WikiLeaks reveals CIA malware targeting all Windows versions
As if WannaCry ransomware was not enough, this weekend WikiLeaks has revealed an exploit being used by the CIA against any Windows version out there and capable of taking control of the targeted system.
Codenamed Athena, the CIA project has the ability to compromise absolutely any Windows version on the market, starting with Windows XP and ending with Windows 10. It also provides attackers with capabilities like deploying other malware and access to local files should they want to drop certain data on the drives.
“Once installed, the malware provides a beaconing capability (including configuration and task handling), the memory loading/unloading of malicious payloads for specific tasks and the delivery and retrieval of files to/from a specified directory on the target system. It allows the operator to configure settings during runtime (while the implant is on target) to customize it to an operation,” WikiLeaks says.

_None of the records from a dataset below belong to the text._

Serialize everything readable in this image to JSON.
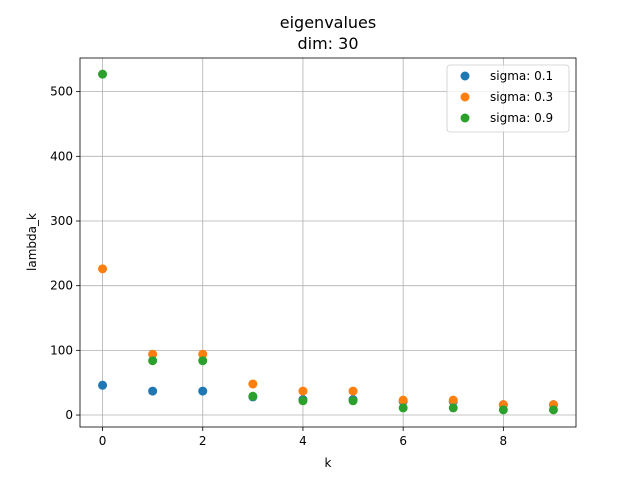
{
  "chart_data": {
    "type": "scatter",
    "title": "eigenvalues",
    "subtitle": "dim: 30",
    "xlabel": "k",
    "ylabel": "lambda_k",
    "xlim": [
      -0.45,
      9.45
    ],
    "ylim": [
      -18.5,
      552
    ],
    "xticks": [
      0,
      2,
      4,
      6,
      8
    ],
    "yticks": [
      0,
      100,
      200,
      300,
      400,
      500
    ],
    "grid": true,
    "legend_position": "top-right",
    "series": [
      {
        "name": "sigma: 0.1",
        "color": "#1f77b4",
        "x": [
          0,
          1,
          2,
          3,
          4,
          5,
          6,
          7,
          8,
          9
        ],
        "y": [
          46,
          37,
          37,
          28,
          24,
          24,
          21,
          21,
          16,
          16
        ]
      },
      {
        "name": "sigma: 0.3",
        "color": "#ff7f0e",
        "x": [
          0,
          1,
          2,
          3,
          4,
          5,
          6,
          7,
          8,
          9
        ],
        "y": [
          226,
          94,
          94,
          48,
          37,
          37,
          23,
          23,
          16,
          16
        ]
      },
      {
        "name": "sigma: 0.9",
        "color": "#2ca02c",
        "x": [
          0,
          1,
          2,
          3,
          4,
          5,
          6,
          7,
          8,
          9
        ],
        "y": [
          527,
          84,
          84,
          29,
          22,
          22,
          11,
          11,
          8,
          8
        ]
      }
    ]
  }
}
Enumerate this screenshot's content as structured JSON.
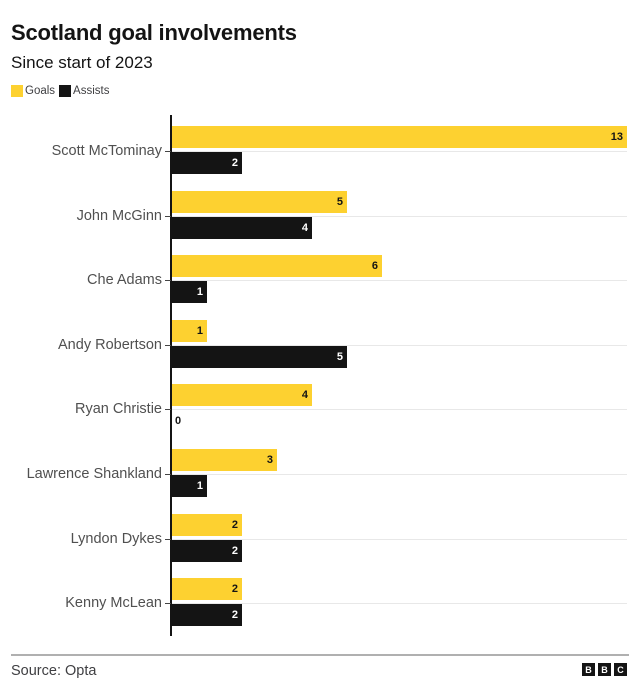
{
  "header": {
    "title": "Scotland goal involvements",
    "subtitle": "Since start of 2023"
  },
  "legend": [
    {
      "label": "Goals",
      "color": "#fdd130"
    },
    {
      "label": "Assists",
      "color": "#141414"
    }
  ],
  "footer": {
    "source": "Source: Opta",
    "logo_letters": [
      "B",
      "B",
      "C"
    ]
  },
  "colors": {
    "goals": "#fdd130",
    "assists": "#141414"
  },
  "chart_data": {
    "type": "bar",
    "orientation": "horizontal",
    "title": "Scotland goal involvements",
    "subtitle": "Since start of 2023",
    "categories": [
      "Scott McTominay",
      "John McGinn",
      "Che Adams",
      "Andy Robertson",
      "Ryan Christie",
      "Lawrence Shankland",
      "Lyndon Dykes",
      "Kenny McLean"
    ],
    "series": [
      {
        "name": "Goals",
        "color": "#fdd130",
        "values": [
          13,
          5,
          6,
          1,
          4,
          3,
          2,
          2
        ]
      },
      {
        "name": "Assists",
        "color": "#141414",
        "values": [
          2,
          4,
          1,
          5,
          0,
          1,
          2,
          2
        ]
      }
    ],
    "xlabel": "",
    "ylabel": "",
    "xlim": [
      0,
      13
    ],
    "grid": true,
    "legend_position": "top-left",
    "data_labels": true,
    "source": "Source: Opta"
  }
}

This basically means the CIA can pretty much have full control of a Windows system, retrieve any data from the target computer and upload it to its own servers. Athena was created in August 2015, which means the CIA got its hand on the exploit only a month after the launch of Windows 10 in July the same year.
The malware in question was developed by the CIA as a part of its collaboration with a US-based company called Siege Technologies and which describes itself as a cyber security company that is focused on “offensive cyber-war technologies”.
Project Athena was developed from the very beginning to bypass antivirus systems, with the CIA documentation including references to widely popular solutions, which according to the agency cannot block the exploit.
“The installation will hijack the dnscache service,” the user manual of Athena reveals. “On Windows 7 and 8, this service is running in a netsvcs instance by default but on Windows 8.1 and Windows 10, this service runs as NetworkService. The NetworkService user context has reduced security capability on the system. Due to srvhost implementation, the service will only run in the netsvcs context at next reboot. To account for this deficiency and still provide immediate execution after installation, the existing service will run as NetworkService until next reboot at which time the System user netsvcs will be engaged.”
It is however, not clear if Microsoft has already delivered patched against the exploit.